Abu Dhabi does look like it’s more interesting than Dubai, and it has some quite interesting architecture which ranges from “traditional” through to one building that looks just like a giant Stargate (and there’s a reference that any Sci-Fi geek worth their salt should get).  Even Ferrari World, which I thought would just be about expensive cars, is actually the world’s largest indoor theme park that includes dead cool real fast car simulators – all the fun of driving like a bat out of hell without the fiery death when you inevitably crash.  And their rollercoaster (in the outdoor bit) has an aircraft warning light on the top, which I think is always a good indicator of a decent hair-raising ride.

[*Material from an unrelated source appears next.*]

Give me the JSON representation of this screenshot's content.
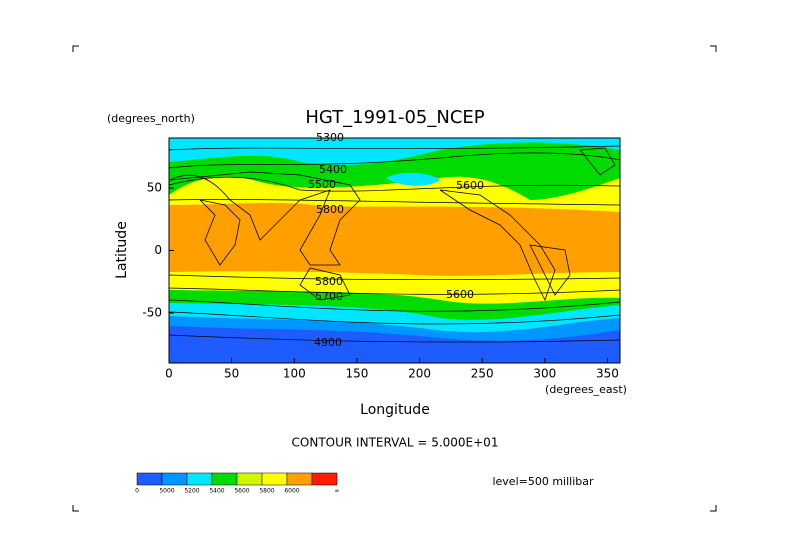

So now we’re here in Manchester, and it’s sooo much better coming in to the UK this way.  We were through Immigration and Customs and in our hotel in the same time it would have taken to just get through Immigration at Heathrow.  Heaps better when you’re tired and ratty and just want to get where you’re going.  And here’s something obscure but interesting – well interesting to me:  to Arabic speakers this is bleedin’ obvious, but when you read the Departures board at a Middle Eastern airport you have to read from right to left.  Our western eyes automatically go to the left of the screen, and then it takes a bit of figuring out.  But somehow we coped. 

Okay, shopping starts tomorrow.  Right now I’m going through the irrational what-if-I-can’t-find-anything-decent-to-buy? feeling that I get at the start of every trip.  But every trip there is always plenty of good stuff to buy, and after the first purchase I’ll be off and running and into Shop Til I Fall Down Dead mode.